Kimery Wiltshire is CEO & Director of Carpe Diem West. For over twenty years, Kimery’s work has focused on building strategic, solution-oriented partnerships to meet environmental challenges. 

She is the former Director of the Kenney Foundation, where she worked on initiatives to protect and restore river systems in the western United States. Kimery has led the development of a number of successful projects, including the Diversity Network Project, supporting social justice and housing in the context of urban environmental health; Resources for Community Collaboration, which provided funding and training for western rural communities to more effectively engage in resource decision making; the Sustainable Business Ratings System, an innovative means of assessing companies’ environmental, economic and social performance; and Girl Scouts Save the Bay, which grew to involve the 100,000-strong Northern California Girl Scout community. 
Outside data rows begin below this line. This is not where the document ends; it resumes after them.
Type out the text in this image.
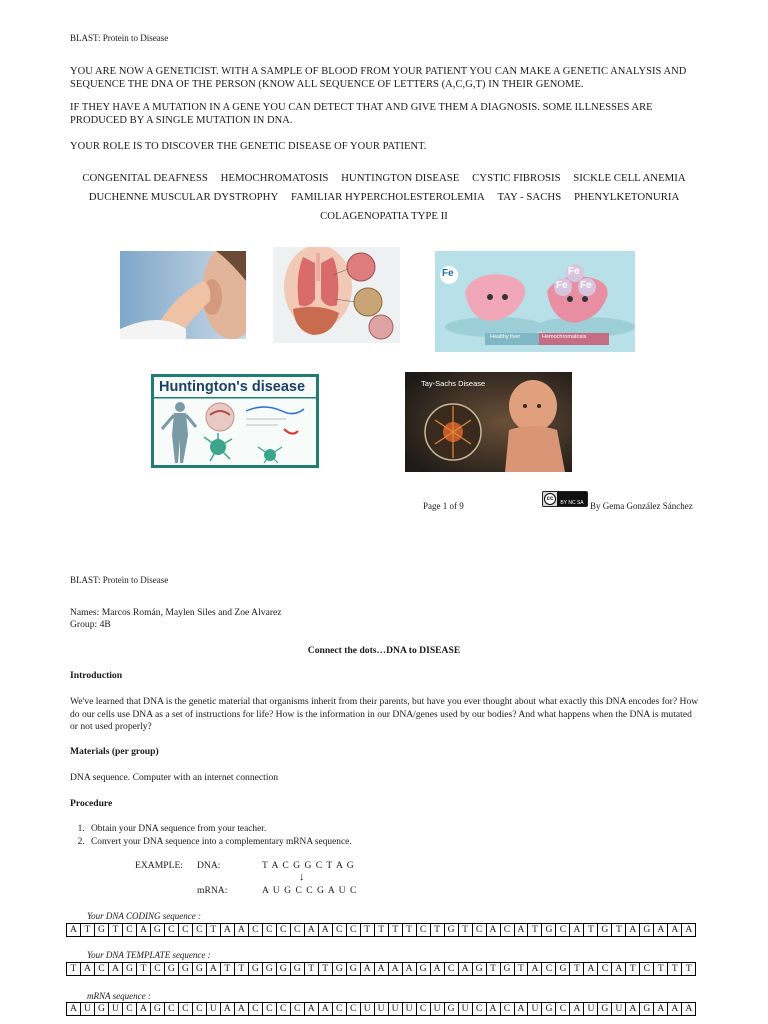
BLAST: Protein to Disease
YOU ARE NOW A GENETICIST. WITH A SAMPLE OF BLOOD FROM YOUR PATIENT YOU CAN MAKE A GENETIC ANALYSIS AND SEQUENCE THE DNA OF THE PERSON (KNOW ALL SEQUENCE OF LETTERS (A,C,G,T) IN THEIR GENOME.
IF THEY HAVE A MUTATION IN A GENE YOU CAN DETECT THAT AND GIVE THEM A DIAGNOSIS. SOME ILLNESSES ARE PRODUCED BY A SINGLE MUTATION IN DNA.
YOUR ROLE IS TO DISCOVER THE GENETIC DISEASE OF YOUR PATIENT.
CONGENITAL DEAFNESS HEMOCHROMATOSIS HUNTINGTON DISEASE CYSTIC FIBROSIS SICKLE CELL ANEMIA
DUCHENNE MUSCULAR DYSTROPHY FAMILIAR HYPERCHOLESTEROLEMIA TAY - SACHS PHENYLKETONURIA
COLAGENOPATIA TYPE II
Fe	Fe
Fe Fe
Healthy liver	Hemochromatosis
Huntington's disease	Tay-Sachs Disease
Page 1 of 9
cc
BY NC SA By Gema González Sánchez
BLAST: Protein to Disease
Names: Marcos Román, Maylen Siles and Zoe Alvarez
Group: 4B
Connect the dots…DNA to DISEASE
Introduction
We've learned that DNA is the genetic material that organisms inherit from their parents, but have you ever thought about what exactly this DNA encodes for? How do our cells use DNA as a set of instructions for life? How is the information in our DNA/genes used by our bodies? And what happens when the DNA is mutated or not used properly?
Materials (per group)
DNA sequence. Computer with an internet connection
Procedure
1. Obtain your DNA sequence from your teacher.
2. Convert your DNA sequence into a complementary mRNA sequence.
EXAMPLE: DNA:	T A C G G C T A G
↓
mRNA:	A U G C C G A U C
Your DNA CODING sequence :
A T G T C A G C C C T A A C C C C A A C C T T T T C T G T C A C A T G C A T G T A G A A A
Your DNA TEMPLATE sequence :
T A C A G T C G G G A T T G G G G T T G G A A A A G A C A G T G T A C G T A C A T C T T T
mRNA sequence :
A U G U C A G C C C U A A C C C C A A C C U U U U C U G U C A C A U G C A U G U A G A A A
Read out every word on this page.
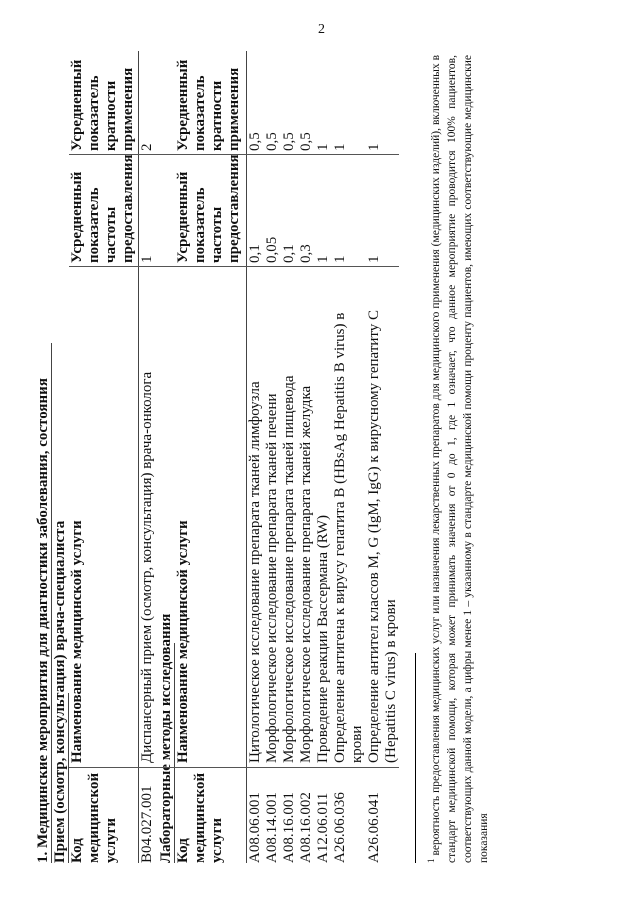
2
1. Медицинские мероприятия для диагностики заболевания, состояния Прием (осмотр, консультация) врача-специалиста Код медицинской услуги
Наименование медицинской услуги
Усредненный показатель частоты предоставления
Усредненный показатель кратности применения
B04.027.001
Диспансерный прием (осмотр, консультация) врача-онколога
1
2
Лабораторные методы исследования Код медицинской услуги
Наименование медицинской услуги
Усредненный показатель частоты предоставления
Усредненный показатель кратности применения
A08.06.001
Цитологическое исследование препарата тканей лимфоузла
0,1
0,5
A08.14.001
Морфологическое исследование препарата тканей печени
0,05
0,5
A08.16.001
Морфологическое исследование препарата тканей пищевода
0,1
0,5
A08.16.002
Морфологическое исследование препарата тканей желудка
0,3
0,5
A12.06.011
Проведение реакции Вассермана (RW)
1
1
A26.06.036
Определение антигена к вирусу гепатита В (HBsAg Hepatitis B virus) в крови
1
1
A26.06.041
Определение антител классов M, G (IgM, IgG) к вирусному гепатиту С (Hepatitis C virus) в крови
1
1
$^1$ вероятность предоставления медицинских услуг или назначения лекарственных препаратов для медицинского применения (медицинских изделий), включенных в стандарт медицинской помощи, которая может принимать значения от 0 до 1, где 1 означает, что данное мероприятие проводится 100% пациентов, соответствующих данной модели, а цифры менее 1 – указанному в стандарте медицинской помощи проценту пациентов, имеющих соответствующие медицинские показания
A bred, born and raised daughter of the American West, Kimery has to be reminded that occasionally important things do happen east of the 100th meridian.


Former Board Members

Ann Chan

Ann C. Chan, Deputy Secretary for Climate Change and Energy at the California Natural Resources Agency, has 15 years of legal and public policy experience. 

Ann has significant expertise in the fields of forest climate policy, renewable energy, energy efficiency, clean transportation, smart growth, cap-and-trade design, climate adaptation, and environmental law.  She was the Senior Climate Change Specialist for The Wilderness Society and founder and director of the San Francisco office of the Center for Clean Air Policy (CCAP), a DC-based think tank specializing in climate change policy.  She also served as the California Policy Director of The Pacific Forest Trust where she worked to strengthen the role of forests in compliance and voluntary climate change measures.  Prior to working in the climate policy arena, Ann spent five years as an Assistant Regional Counsel for the United States Environmental Protection Agency.  She began her career as a securities and finance attorney for the multinational law firm of O’Melveny & Myers LLP.

Ann holds a J.D. from the Yale Law School and a B.S. in Economics from Stanford University.